«L'art de dire nimporte quoi. Voilà se qu'il fait. La plus part du temps ces articles non ni queue ni tête. L'opinion que vous avez du Québec et de ces habitants me deçoie énormément. Tout ce que vous dites aussi. Vous n'avez pas l'aire de comprendre les choses qui se passe autour de vous, au Québec.
«Vous avez mentioné: Pendant combien de siècles encore en voudrons-nous aux Britanniques?' Il m'est impossible de pardoner à quelqun qui ne comprend pas mon opinion et persiste à se battre pour avoir raison, quand il sait très bien qu'il a tord. Ici, je parle aussi des Canadian'.
«Les Allemands on peut être pardonez mais sachez qu'aujourd'hui, ils n'ont plus a ce battre comme nous, pour avoir un pays comme on le souhaite. Un pays ou je n'ai pas à me faire parler anglais pour obtenir un service dans les grand magasins. Un pays ou je n'ai pas non plus à m'accomoder avec les personne qui nous dénigre en tant que peuple infèrieur. Oui, infe-rieur. On est en 2008 et j'entend encore des personnes anglephones nous dire que les Québécois sont inferieur. On est encore les porteurs d'eau ici. Et, accause de personne comme vous, nous le resterons. Continuez, continuez à dénigrez le Québec, en vous penchant sur les effets positifs' qu'ont aportez les Britaniques.»

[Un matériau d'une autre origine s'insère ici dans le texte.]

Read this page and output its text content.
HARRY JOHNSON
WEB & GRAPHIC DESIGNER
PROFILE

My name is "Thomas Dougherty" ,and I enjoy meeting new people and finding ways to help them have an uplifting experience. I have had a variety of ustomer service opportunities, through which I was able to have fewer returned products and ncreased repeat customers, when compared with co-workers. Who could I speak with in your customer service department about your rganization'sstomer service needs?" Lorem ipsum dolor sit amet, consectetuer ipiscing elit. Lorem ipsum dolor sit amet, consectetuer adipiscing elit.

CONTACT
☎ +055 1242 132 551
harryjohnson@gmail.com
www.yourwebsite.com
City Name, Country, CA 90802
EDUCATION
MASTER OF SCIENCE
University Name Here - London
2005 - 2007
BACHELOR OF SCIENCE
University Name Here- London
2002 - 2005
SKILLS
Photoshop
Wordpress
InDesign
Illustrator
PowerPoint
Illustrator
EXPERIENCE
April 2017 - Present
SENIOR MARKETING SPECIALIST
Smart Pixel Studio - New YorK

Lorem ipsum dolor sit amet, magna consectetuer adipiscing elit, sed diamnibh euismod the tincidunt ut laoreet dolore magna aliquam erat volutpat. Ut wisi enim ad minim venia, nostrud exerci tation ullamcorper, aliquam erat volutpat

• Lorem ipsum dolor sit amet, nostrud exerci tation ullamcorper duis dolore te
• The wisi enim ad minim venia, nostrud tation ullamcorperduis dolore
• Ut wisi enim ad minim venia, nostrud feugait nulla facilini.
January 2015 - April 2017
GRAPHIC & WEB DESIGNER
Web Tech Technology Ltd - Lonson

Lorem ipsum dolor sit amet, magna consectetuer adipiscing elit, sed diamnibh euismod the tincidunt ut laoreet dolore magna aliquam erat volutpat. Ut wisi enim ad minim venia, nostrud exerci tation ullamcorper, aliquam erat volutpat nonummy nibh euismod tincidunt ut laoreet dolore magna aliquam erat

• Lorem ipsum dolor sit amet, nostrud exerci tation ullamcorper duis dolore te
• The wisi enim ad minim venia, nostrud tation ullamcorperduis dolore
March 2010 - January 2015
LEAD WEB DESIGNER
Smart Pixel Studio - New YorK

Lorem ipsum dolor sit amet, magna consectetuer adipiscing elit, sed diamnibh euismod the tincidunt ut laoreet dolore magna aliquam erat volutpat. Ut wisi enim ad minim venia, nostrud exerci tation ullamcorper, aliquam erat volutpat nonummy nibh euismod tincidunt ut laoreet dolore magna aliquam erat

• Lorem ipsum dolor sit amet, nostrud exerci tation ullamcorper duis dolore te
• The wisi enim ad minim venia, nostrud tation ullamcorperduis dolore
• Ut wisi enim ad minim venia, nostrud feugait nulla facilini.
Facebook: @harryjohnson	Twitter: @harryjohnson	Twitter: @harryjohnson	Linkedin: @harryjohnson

«N'oublions pas les négatifs. Vous prétendez les savoir mais vous ne donnez aucune preuves de vraiment ne pas les aprouvé. Concentron nous sur les positifs.. Oui et puis quoi encore? Parlons tous anglais pour ces personne sans coeurs qui en se donne pas la peine d'aprendre la langue du pays d'où ils vivent?
«Encouragez les, allez y. Vous êtes bien partis. Connaisez vous Pier Éliot Trudeau?»
Est-ce parce que Fleur-de-lys, comme plusieurs, ne porte pas attention à l'orthographe et à la grammaire lorsqu'il écrit des courriels? Est-ce parce que l'école n'a pas su lui apprendre à écrire correctement?
Quoi qu'il en soit, nous sommes à même de constater quotidiennement, dans l'abondant courrier que nous recevons, que les Québécois maîtrisent encore mal la langue qu'ils disent chérir. Or, pour que le français se porte bien dans notre coin de continent, il ne suffira pas de l'imposer par la loi. Il faudra aussi que nous en prenions soin, que nous le respections suffisamment pour faire l'effort de bien le parler et l'écrire.